Interpretando a letra da canção “Noite cheia de estrelas” composta por Cândido das Neves e interpretada por diversos cantores, entre eles, Martinho da Vila.
NOITE CHEIA DE ESTRELAS
(Cândido da Neves / Martinho da Vila)
Noite alta, céu risonho
A quietude é quase um sonho
O luar vai sobre a mata, qual uma chuva de prata de raríssimo explendor
Só tu dormes, não escutas
O teu cantor
Revelando à lua airosa a história dolorosa deste amor
Lua...
Manda a tua luz prateada despertar a minha amada
Quero matar os meus desejos
Sufoca-la com meus beijos
Canto...
E a mulher que amo tanto, não me escuta, está dormindo
Canto e por fim
Nem a lua tem pena de mim
Pois ao ver que quem te chama sou eu
Entre a neblina se escondeu
-x-
Lá no alto a lua esquiva
Está no céu tão pensativa
As estrelas tão serenas, qual dilúvio de falenas andam tontas ao luar
Todo astral ficou silente
Para escutar
O teu nome entre as endechas e as dolorosas queixas ao luar
-x-
Canto...
E a mulher que eu amo tanto, não me escuta, está dormindo
Canto e por fim
Nem a lua tem pena de mim
Pois ao ver que quem te chama sou eu
Entre a neblina se escondeu
-x-
Canto e por fim
Nem a lua tem pena de mim
Bela canção, de romantismo suave, profundo e dolorido, como a alma querendo se queixar de Deus o seu padecimento.
O cantor chega próximo à janela da amada que dorme naquele momento. Ele tem consciência disso, mesmo assim, canta o que sente para a lua, requisitando o seu testemunho para o sentimento que invade seu coração.
Além do testemunho ele pede para lua despertar a sua amada, pois só ela pode matar seus desejos, quer beijá-la intensamente... por isso canta, mas ela não escuta, está dormindo.
Mas a lua não tem pena dele, pois ao identifica-lo, ao invés de atende-lo, se esconde entre as nuvens, permanece no alto, pensativa, deixando as borboletas noturnas voando tontas sem luar... todo o cosmo, o astral fica emudecidos, apenas escutando as dolorosas queixas, como membros de um jurado especial, divino, que analisa o caso apresentado em versos melancólicos.
O poeta não é atendido, a mulher que tanto ama continua dormindo, a lua continua escondida.
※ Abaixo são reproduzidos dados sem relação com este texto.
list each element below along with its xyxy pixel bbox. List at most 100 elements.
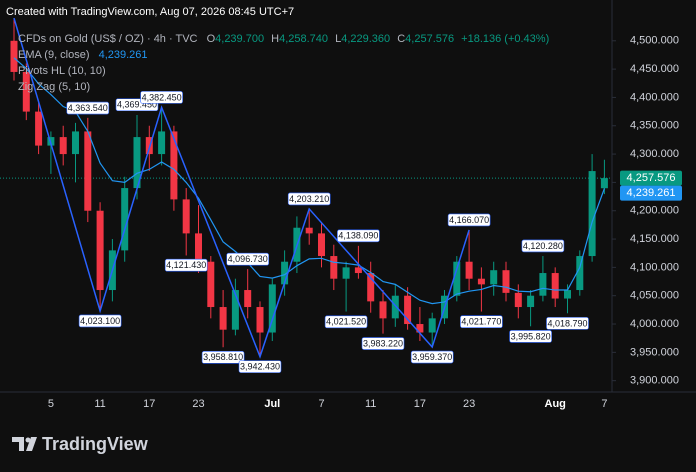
x-tick-label: 11 (365, 398, 376, 410)
pivot-label: 4,166.070 (449, 215, 489, 225)
pivot-box (78, 314, 122, 328)
pivot-label: 4,382.450 (142, 92, 182, 102)
candle-body (231, 290, 239, 330)
pivot-box (201, 351, 245, 364)
candle-body (342, 267, 350, 279)
y-tick-label: 4,400.000 (630, 91, 679, 103)
candle-body (35, 111, 43, 146)
candle-body (477, 278, 485, 285)
ema-value: 4,239.261 (99, 49, 148, 61)
pivot-label: 3,983.220 (363, 338, 403, 348)
y-tick-label: 4,300.000 (630, 148, 679, 160)
x-tick-label: 7 (318, 398, 324, 410)
candle-body (10, 40, 18, 72)
footer-logo: TradingView (12, 434, 149, 454)
pivot-label: 3,959.370 (412, 352, 452, 362)
pivot-label: 4,018.790 (547, 318, 587, 328)
pivot-box (324, 315, 368, 329)
zigzag-legend: Zig Zag (5, 10) (18, 81, 90, 93)
y-tick-label: 4,350.000 (630, 120, 679, 132)
pivot-label: 4,363.540 (68, 103, 108, 113)
x-tick-label: 23 (192, 398, 204, 410)
created-note: Created with TradingView.com, Aug 07, 20… (6, 6, 294, 18)
ohlc-key: L (335, 33, 341, 45)
candle-body (195, 233, 202, 262)
candle-body (416, 324, 424, 333)
logo-icon (12, 437, 37, 451)
pivot-label: 3,995.820 (511, 331, 551, 341)
ohlc-key: H (271, 33, 279, 45)
ohlc-value: 4,239.700 (215, 33, 264, 45)
candle-body (354, 267, 362, 274)
plot-area: 3,900.000 3,950.000 4,000.000 4,050.000 4,10… (0, 17, 682, 410)
candle-body (121, 188, 129, 251)
ohlc-key: O (207, 33, 216, 45)
ohlc-key: C (397, 33, 405, 45)
pivot-box (226, 252, 269, 266)
ohlc-value: 4,257.576 (405, 33, 454, 45)
x-tick-label: Jul (264, 398, 280, 410)
candle-body (170, 131, 178, 200)
last-price-tag (620, 170, 682, 186)
candle-body (576, 256, 584, 291)
candle-body (465, 261, 473, 279)
candle-body (182, 199, 190, 234)
candle-body (318, 233, 325, 257)
zigzag-line (13, 17, 470, 359)
candle-body (72, 131, 79, 155)
pivot-label: 4,023.100 (80, 316, 120, 326)
pivot-box (361, 337, 405, 350)
candle-body (22, 71, 30, 112)
candle-body (428, 318, 436, 333)
pivot-label: 4,369.450 (117, 100, 157, 110)
y-tick-label: 4,450.000 (630, 63, 679, 75)
y-tick-label: 4,150.000 (630, 233, 679, 245)
y-tick-label: 3,900.000 (630, 375, 679, 387)
x-tick-label: 11 (94, 398, 105, 410)
pivot-box (410, 350, 454, 364)
symbol-legend: CFDs on Gold (US$ / OZ) · 4h · TVC O4,23… (18, 33, 549, 45)
pivot-label: 3,942.430 (240, 362, 280, 372)
pivot-label: 4,096.730 (228, 254, 268, 264)
candle-body (391, 295, 399, 319)
candle-body (588, 171, 596, 257)
ema-name: EMA (9, close) (18, 49, 90, 61)
pivot-box (546, 317, 589, 330)
candle-body (281, 261, 289, 285)
brand: TradingView (42, 434, 149, 454)
candle-body (453, 261, 461, 296)
ema-price-tag (620, 185, 682, 201)
pivot-box (509, 330, 552, 343)
y-tick-label: 4,200.000 (630, 205, 679, 217)
candle-body (564, 290, 571, 299)
candle-body (527, 295, 535, 308)
x-tick-label: 5 (48, 398, 54, 410)
candle-body (158, 131, 166, 155)
pivot-label: 3,958.810 (203, 352, 243, 362)
pivot-box (521, 239, 565, 253)
candle-body (84, 131, 92, 211)
candle-body (207, 261, 215, 308)
pivot-box (164, 258, 208, 272)
pivot-label: 4,138.090 (338, 231, 378, 241)
candle-body (502, 270, 510, 293)
pivots-legend: Pivots HL (10, 10) (18, 65, 106, 77)
candle-body (133, 137, 141, 189)
candle-body (600, 178, 608, 189)
ema-legend: EMA (9, close) 4,239.261 (18, 49, 148, 61)
candle-body (514, 292, 522, 308)
pivot-label: 4,021.770 (461, 317, 501, 327)
ohlc-value: 4,229.360 (341, 33, 390, 45)
pivot-label: 4,120.280 (523, 241, 563, 251)
x-tick-label: 17 (143, 398, 155, 410)
candle-body (219, 307, 227, 330)
x-tick-label: 7 (601, 398, 607, 410)
y-tick-label: 3,950.000 (630, 346, 679, 358)
pivot-box (447, 213, 491, 227)
pivot-label: 4,021.520 (326, 317, 366, 327)
ema-line (13, 57, 605, 305)
pivot-box (66, 101, 110, 115)
ema-price-label: 4,239.261 (627, 187, 676, 199)
y-tick-label: 4,500.000 (630, 35, 679, 47)
candle-body (330, 256, 338, 279)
Desiste do seu intento, não se queixa mais da amada que continua adormecida, ela não tem culpa, está dormindo, não sabe o que ele está sentindo. Ele se queixa agora da lua, a última instância que requisitou para escutar suas razões, para intervir em sua defesa, para acordar quem dormia e não podia perceber quem ele era na realidade. Nem o jurado divino se manifestou. Sua canção se perde no vazio da noite sem luar, na floresta escura, talvez regada pelas lágrimas das borboletas tontas que também se sentem órfãs do luar e da justiça divina.
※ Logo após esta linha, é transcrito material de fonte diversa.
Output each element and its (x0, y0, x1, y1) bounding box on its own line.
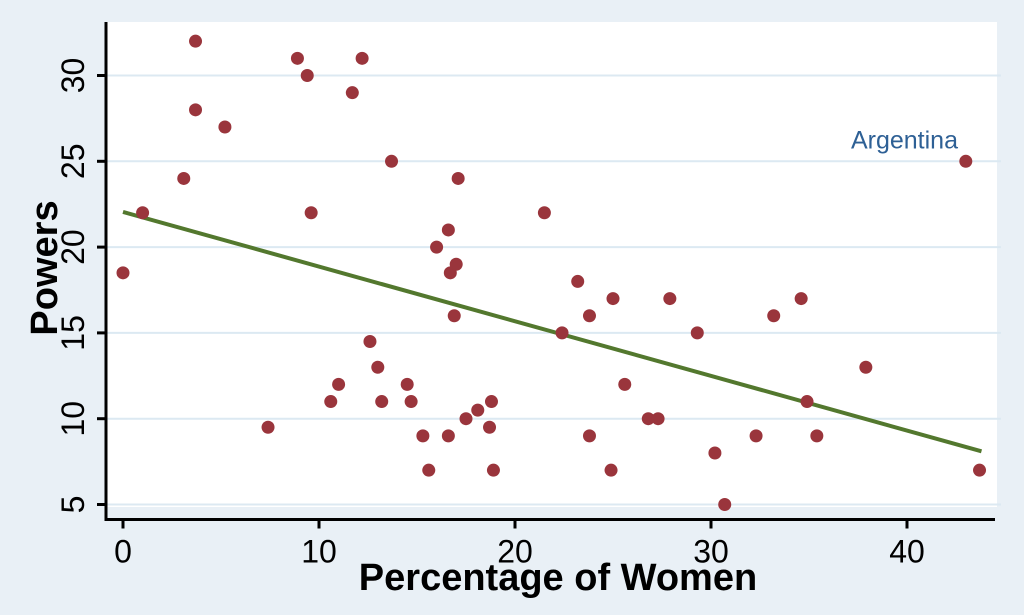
data-point (459, 412, 473, 426)
data-point (400, 377, 414, 391)
data-point (651, 412, 665, 426)
data-point (449, 257, 463, 271)
data-point (794, 292, 808, 306)
data-point (606, 292, 620, 306)
data-point (136, 206, 150, 220)
data-point (371, 360, 385, 374)
data-point (641, 412, 655, 426)
data-point (767, 309, 781, 323)
data-point (304, 206, 318, 220)
data-point (441, 429, 455, 443)
data-point (324, 395, 338, 409)
x-tick-label-40: 40 (889, 534, 925, 570)
y-tick-label-20: 20 (55, 229, 91, 265)
data-point (718, 498, 732, 511)
y-axis-title: Powers (24, 200, 66, 336)
data-point (385, 154, 399, 168)
data-point (582, 309, 596, 323)
data-point (800, 395, 814, 409)
data-point (290, 51, 304, 65)
data-point (618, 377, 632, 391)
data-point (555, 326, 569, 340)
data-point (345, 86, 359, 100)
data-point (177, 171, 191, 185)
data-point (447, 309, 461, 323)
data-point (189, 34, 203, 48)
x-tick-label-0: 0 (114, 534, 132, 570)
data-point (708, 446, 722, 460)
y-tick-label-15: 15 (55, 315, 91, 351)
x-tick-label-20: 20 (497, 534, 533, 570)
data-point (483, 420, 497, 434)
data-point (355, 51, 369, 65)
data-point (375, 395, 389, 409)
x-tick-label-30: 30 (693, 534, 729, 570)
data-point (486, 463, 500, 477)
data-point (363, 334, 377, 348)
data-point (663, 292, 677, 306)
data-point (749, 429, 763, 443)
data-point (300, 69, 314, 82)
fit-line (122, 209, 983, 454)
data-point (189, 103, 203, 117)
data-point (116, 266, 130, 280)
annotation-argentina: Argentina (850, 126, 958, 155)
data-point (218, 120, 232, 134)
data-point (810, 429, 824, 443)
y-tick-label-30: 30 (55, 58, 91, 94)
data-point (471, 403, 485, 417)
data-point (604, 463, 618, 477)
data-point (959, 154, 973, 168)
data-point (690, 326, 704, 340)
data-point (571, 274, 585, 288)
x-tick-label-10: 10 (301, 534, 337, 570)
y-tick-label-5: 5 (55, 496, 91, 514)
y-tick-label-25: 25 (55, 144, 91, 180)
data-point (537, 206, 551, 220)
data-point (859, 360, 873, 374)
x-axis-title: Percentage of Women (358, 557, 758, 599)
data-point (451, 171, 465, 185)
data-point (582, 429, 596, 443)
data-point (973, 463, 987, 477)
data-point (416, 429, 430, 443)
data-point (404, 395, 418, 409)
data-point (484, 395, 498, 409)
data-point (422, 463, 436, 477)
data-point (261, 420, 275, 434)
plot-area (106, 22, 997, 507)
y-tick-label-10: 10 (55, 401, 91, 437)
data-point (441, 223, 455, 237)
data-point (332, 377, 346, 391)
data-point (430, 240, 444, 254)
Simboliza muito amor real que se encontra dentro do coração do amante, mas que a amada, mesmo acordada fisicamente, está dormindo romanticamente, espiritualmente, coberta por grossos mantos de preconceitos, hipocrisias culturais, falsas narrativas. A lua deixou de ser evocada, ela não assume a defesa de quem ama, não consegue dissipar as amarras dos preconceitos. Resta apelar para o jurado divino que pode se manifestar a favor da verdade, do amor, da justiça. O amante tem que provar, com o tempo, que é portador desses atributos. Que o seu amor não está contaminado pelo egoísmo, vaidade, injustiça, mentiras ou qualquer traço de iniquidade. Somente assim pode esperar o veredicto positivo.